Gustavo Dudamel conducts Dvořák’s Symphony “From the New World”
City Noir for orchestra
Symphony No. 9 in E minor, op. 95 “From the New World”
The very title of John Adams’s three-movement orchestral work City Noir indicates that the piece was inspired by film noir: the idea for the piece came to the composer by “reading Kevin Starr’s multi-volume cultural and social history of California. In the ‘Black Dahlia’ chapter of his Embattled Dreams: California in War and Peace, 1940 – 1950 Starr chronicles the tenor and milieu of the late Forties and early Fifties as it was expressed in the sensational journalism of the era and in the dark, eerie chiaroscuro of the Hollywood films. This whetted my appetite for an orchestral work that, while not necessarily referring to the soundtracks of those films, might nevertheless evoke a similar mood and feeling, the tone of the era.” City Noir at its outset, with little in common with Adams’s minimalist works from the 1980s and 1990s, gives rise to a number of musical associations, ranging from Stravinsky to Gershwin, Bernstein and Milhaud to John Coltrane, before nervous jazz rhythms and recurrent patterns truly transport the listener back to America of that time – at the latest in the central middle movement, with its typically American mixture of classical and jazz style, in which the music, Adams says, “yearns toward but keeps retreating from the archetypal ‘blue’ note. But eventually the song finds full bloom in the voice of the solo trombone, a ‘talking’ solo, in the manner of the great Ellington soloists Lawrence Brown and Britt Woodman (both, fittingly enough, Angelenos).”

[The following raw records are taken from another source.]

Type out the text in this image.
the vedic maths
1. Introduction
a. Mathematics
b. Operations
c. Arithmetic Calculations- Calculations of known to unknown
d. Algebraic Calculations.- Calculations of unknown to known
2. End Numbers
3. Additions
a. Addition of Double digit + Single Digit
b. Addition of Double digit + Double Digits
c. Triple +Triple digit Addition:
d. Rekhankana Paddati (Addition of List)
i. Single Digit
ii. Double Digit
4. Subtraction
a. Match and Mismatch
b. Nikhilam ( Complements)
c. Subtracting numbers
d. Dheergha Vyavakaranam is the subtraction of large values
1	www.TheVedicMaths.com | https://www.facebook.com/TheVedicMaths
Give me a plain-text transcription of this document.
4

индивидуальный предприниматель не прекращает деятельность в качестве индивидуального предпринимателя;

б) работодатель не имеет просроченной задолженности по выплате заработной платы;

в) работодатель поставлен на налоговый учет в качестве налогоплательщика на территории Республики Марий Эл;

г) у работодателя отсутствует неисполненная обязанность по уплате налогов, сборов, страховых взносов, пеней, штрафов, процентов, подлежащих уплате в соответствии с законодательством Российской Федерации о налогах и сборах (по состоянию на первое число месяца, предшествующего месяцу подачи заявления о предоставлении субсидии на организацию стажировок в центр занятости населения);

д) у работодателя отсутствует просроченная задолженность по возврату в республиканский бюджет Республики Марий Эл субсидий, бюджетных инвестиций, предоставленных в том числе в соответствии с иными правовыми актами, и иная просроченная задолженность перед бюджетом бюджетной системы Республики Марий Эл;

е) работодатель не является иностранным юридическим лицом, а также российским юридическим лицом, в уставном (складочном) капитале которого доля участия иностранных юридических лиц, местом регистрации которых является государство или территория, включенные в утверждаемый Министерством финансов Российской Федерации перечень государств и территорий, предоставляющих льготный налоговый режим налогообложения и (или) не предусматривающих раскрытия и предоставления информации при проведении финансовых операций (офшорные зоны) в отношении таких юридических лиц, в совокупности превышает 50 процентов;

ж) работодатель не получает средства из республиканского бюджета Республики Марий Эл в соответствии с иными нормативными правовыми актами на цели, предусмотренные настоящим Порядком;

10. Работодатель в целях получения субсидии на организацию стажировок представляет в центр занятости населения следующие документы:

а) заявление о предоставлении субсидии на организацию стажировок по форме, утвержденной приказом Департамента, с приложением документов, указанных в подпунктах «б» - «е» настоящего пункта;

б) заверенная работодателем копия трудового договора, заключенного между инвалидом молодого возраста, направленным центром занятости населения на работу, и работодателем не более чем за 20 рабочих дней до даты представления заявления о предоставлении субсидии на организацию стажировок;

Gustavo Dudamel, who premiered Adams’s homage to the great age of bebop to great acclaim at his inaugural concert as Music Director of the Los Angeles Philharmonic Orchestra, is now turning to the work with the Berliner Philharmoniker, with whom he had the “coolest” debut of all time in 2008, according to the Tagesspiegel. The programme continues with Antonín Dvořák’s symphony From the New World – a work in which the composer as director of the New York National Conservatory of Music avowedly attempted with the help of stylised musical folklore “to portray characteristics such as are distinctly American”. Obviously successfully, because after the triumphant premiere the critics of all the New York newspapers agreed: they had heard “a study in national music” (New York Times). No one these days should doubt, however, that Dvořák’s masterpiece is deeply rooted in the Bohemian musical tradition.